We are having OCRed text of PDFs searchable in Elasticsearch.
Also we have stored original PDFs, passing highlighted terms from Elasticsearch in URL and with custom library we highlight the words in PDFs.
But we would need to know offsets (positions) of highlighted words directly from Elasticsearch to support more fancy queries (proximity search).
Not all matches of given phrase are highlighted, just those which fulfill distance condition:
Example:
# index & document creation
PUT dominik_test_search/_doc/testing
{
"content":{
"DOC_TEXT":""" Property damage covered under this insurance shall mean physical damage to the substance of property.

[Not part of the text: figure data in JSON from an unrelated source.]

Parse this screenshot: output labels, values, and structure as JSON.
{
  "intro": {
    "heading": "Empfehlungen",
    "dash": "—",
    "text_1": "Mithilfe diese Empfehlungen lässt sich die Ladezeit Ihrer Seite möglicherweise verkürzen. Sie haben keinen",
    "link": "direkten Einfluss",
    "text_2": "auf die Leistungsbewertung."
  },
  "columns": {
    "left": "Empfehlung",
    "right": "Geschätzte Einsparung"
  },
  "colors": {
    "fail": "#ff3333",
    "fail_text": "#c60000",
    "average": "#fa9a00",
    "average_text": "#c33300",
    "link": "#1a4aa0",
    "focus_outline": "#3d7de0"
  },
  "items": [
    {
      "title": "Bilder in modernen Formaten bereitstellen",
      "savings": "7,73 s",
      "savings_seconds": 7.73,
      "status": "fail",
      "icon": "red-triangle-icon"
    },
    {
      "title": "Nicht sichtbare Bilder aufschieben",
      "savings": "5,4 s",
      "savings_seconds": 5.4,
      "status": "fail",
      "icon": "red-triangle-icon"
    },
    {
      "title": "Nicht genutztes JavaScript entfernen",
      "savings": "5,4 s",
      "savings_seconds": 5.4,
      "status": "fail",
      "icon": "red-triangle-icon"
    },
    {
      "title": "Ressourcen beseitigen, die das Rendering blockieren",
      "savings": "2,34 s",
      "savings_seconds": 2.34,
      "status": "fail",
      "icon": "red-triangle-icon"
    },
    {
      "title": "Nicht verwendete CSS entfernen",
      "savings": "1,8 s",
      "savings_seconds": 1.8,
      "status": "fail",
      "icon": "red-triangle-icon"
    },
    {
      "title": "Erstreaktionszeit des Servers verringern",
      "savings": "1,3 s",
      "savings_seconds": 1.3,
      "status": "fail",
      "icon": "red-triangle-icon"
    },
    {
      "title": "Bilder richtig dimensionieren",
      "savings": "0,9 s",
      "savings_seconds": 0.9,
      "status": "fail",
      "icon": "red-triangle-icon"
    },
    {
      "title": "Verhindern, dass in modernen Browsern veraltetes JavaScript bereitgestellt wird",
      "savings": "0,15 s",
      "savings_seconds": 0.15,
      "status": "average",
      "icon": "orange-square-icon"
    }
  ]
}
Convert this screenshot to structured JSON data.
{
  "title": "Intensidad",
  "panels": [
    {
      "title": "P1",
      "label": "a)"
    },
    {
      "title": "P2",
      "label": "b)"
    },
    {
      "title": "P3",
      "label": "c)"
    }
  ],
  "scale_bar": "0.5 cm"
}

Physical damage to the substance of property shall not include corruption to data or software, in particular any
detrimental change in data, software or computer programs that is caused by a deletion, a corruption or a
deformation of the original structure.
Property bla bla bla bla bla bla bla bla bla bla bla bla bla bla bla bla damage bla bla bla bla bla bla bla bla bla bla bla bla bla bla bla bla include bla bla bla bla bla bla bla bla bla bla bla bla bla bla bla bla data"""
}
}
# proxemity query
GET dominik_test_search/_search
{
"query": {
"query_string": {
"default_field": "content.DOC_TEXT",
"query": "\"property damage include data\"~10"
}
},
"highlight": {
"fields": {
"content.DOC_TEXT": {
"highlight_query": {
"query_string": {
"fields": [
"content.DOC_TEXT"
],
"query": "\"property damage include data\"~10"
}
},
"type": "unified",
"boundary_scanner": "sentence",
"fragment_size": 1000,
"number_of_fragments": 1,
"no_match_size": 1000,
"fragmenter": "span"
}
}
}
}
Result:
Question:
Can Elasticsearch (by any way) provides offsets of highlighted words?
(we are using ES 7.16.2 in our clusters)
Thanks in advance